In a previous work of the group the distribution of efficiency was studied in Twitter data, finding that it adopted a universal shape in every conversation (see figure below). Two approaches were considered to reproduce the efficiency distribution and explain this ubiquity. On the one hand, the empirical distribution was fitted to functions that visually resembled the shape of the distribution, but those ad hoc fits do not tell us why the efficiency distribution adopts precisely that shape. On the other hand, an agent-based model was developed to mimic the retweeting dynamics. But the ubiquity of the distribution made us think that, just like the universality of the normal distribution can be explained by the central limit theorem; that is, due to the variable under study being the sum of many underlying random variables that can be considered independent, the recurrent shape of the efficiency distribution may also emerge, not from the specific dynamics of Twitter, but from a simpler universal underlying mechanism.

Efficiency distribution for a Scientific Citations dataset and for a Twitter dataset.

Efficiency distribution for a Scientific Citations dataset and for a Twitter dataset.

With this idea in mind, we developed the Independent Variables (InV) model, which is based in considering A and R as independent random variables. If a complex causal mechanism is responsible for the efficiency distribution, the shape of the efficiency distribution according to the InV model should be very different from the original one. But as can be seen in the figure above (orange squares and green line of the middle panel), it stays practically the same. From these computations, we conjectured that if such a simple model can explain the shape of the efficiency distribution, we would find similar results in other social systems.

To test that hypothesis, in our current work we studied the efficiency distribution in 29 datasets of three different social systems: Twitter, Wikipedia and the Scientific Citations network, verifying that the distribution presents a similar shape across the different scenarios. From these results, it is clear that the ubiquity of the shape of the efficiency distribution can be explained by the efficiency being the ratio of two random variables that can be considered independent.

Diagram of models
Diagram comparing the main features of the three models: The Independent Variables (InV) model, the Identical Actors (IdA) and the Distinguishable Actors (DiA) model.

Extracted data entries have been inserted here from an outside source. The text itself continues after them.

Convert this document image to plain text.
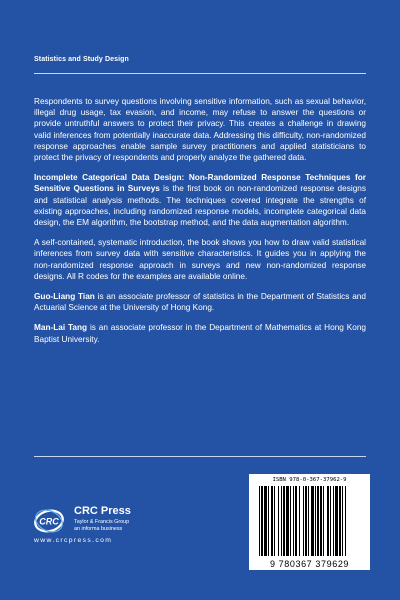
Statistics and Study Design

Respondents to survey questions involving sensitive information, such as sexual behavior, illegal drug usage, tax evasion, and income, may refuse to answer the questions or provide untruthful answers to protect their privacy. This creates a challenge in drawing valid inferences from potentially inaccurate data. Addressing this difficulty, non-randomized response approaches enable sample survey practitioners and applied statisticians to protect the privacy of respondents and properly analyze the gathered data.

Incomplete Categorical Data Design: Non-Randomized Response Techniques for Sensitive Questions in Surveys is the first book on non-randomized response designs and statistical analysis methods. The techniques covered integrate the strengths of existing approaches, including randomized response models, incomplete categorical data design, the EM algorithm, the bootstrap method, and the data augmentation algorithm.

A self-contained, systematic introduction, the book shows you how to draw valid statistical inferences from survey data with sensitive characteristics. It guides you in applying the non-randomized response approach in surveys and new non-randomized response designs. All R codes for the examples are available online.

Guo-Liang Tian is an associate professor of statistics in the Department of Statistics and Actuarial Science at the University of Hong Kong.

Man-Lai Tang is an associate professor in the Department of Mathematics at Hong Kong Baptist University.

CRC
CRC Press
Taylor & Francis Group
an informa business
www.crcpress.com
ISBN 978-0-367-37962-9
9 780367 379629
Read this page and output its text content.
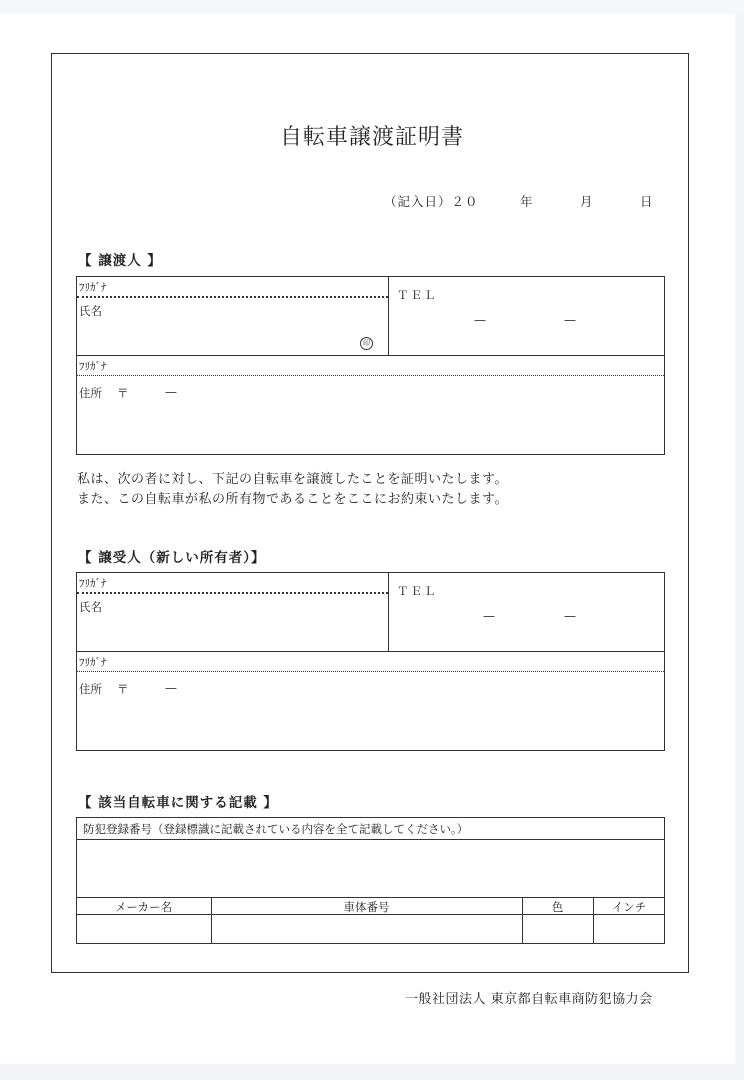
自転車譲渡証明書
（記入日）２０	年	月	日
【 譲渡人 】
ﾌﾘｶﾞﾅ
氏名
印
ＴＥＬ
—	—
ﾌﾘｶﾞﾅ
住所 〒	—
私は、次の者に対し、下記の自転車を譲渡したことを証明いたします。
また、この自転車が私の所有物であることをここにお約束いたします。
【 譲受人（新しい所有者）】
ﾌﾘｶﾞﾅ
氏名
ＴＥＬ
—	—
ﾌﾘｶﾞﾅ
住所 〒	—
【 該当自転車に関する記載 】
防犯登録番号（登録標識に記載されている内容を全て記載してください。）
メーカー名	車体番号	色	インチ
一般社団法人 東京都自転車商防犯協力会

However, in the paper we develop two more sophisticated theories that correct the small discrepancies between the InV model and the data. In the Identical Actors (IdA) model, a dependency between R and A is introduced in a parsimonious way and the system reacts to the stimuli of every actor in the same way; in the Distinguishable Actors (DiA) model the reaction of the system depends on the features of the individual that stimulates it. This last model fits the Twitter data remarkably well when the number of followers of the users is used as their distinctive feature. However, despite its simplicity, the InV model still performs very well when there is a large number of variables determining the response of the system, as their relative effects balance each other out. That is the case for the Scientific Citations network (see figure above), where R (the number of citations) depends on many factors, from the quality of the manuscript or journal, to the field of research, the reputation of the authors, their institutions, etc.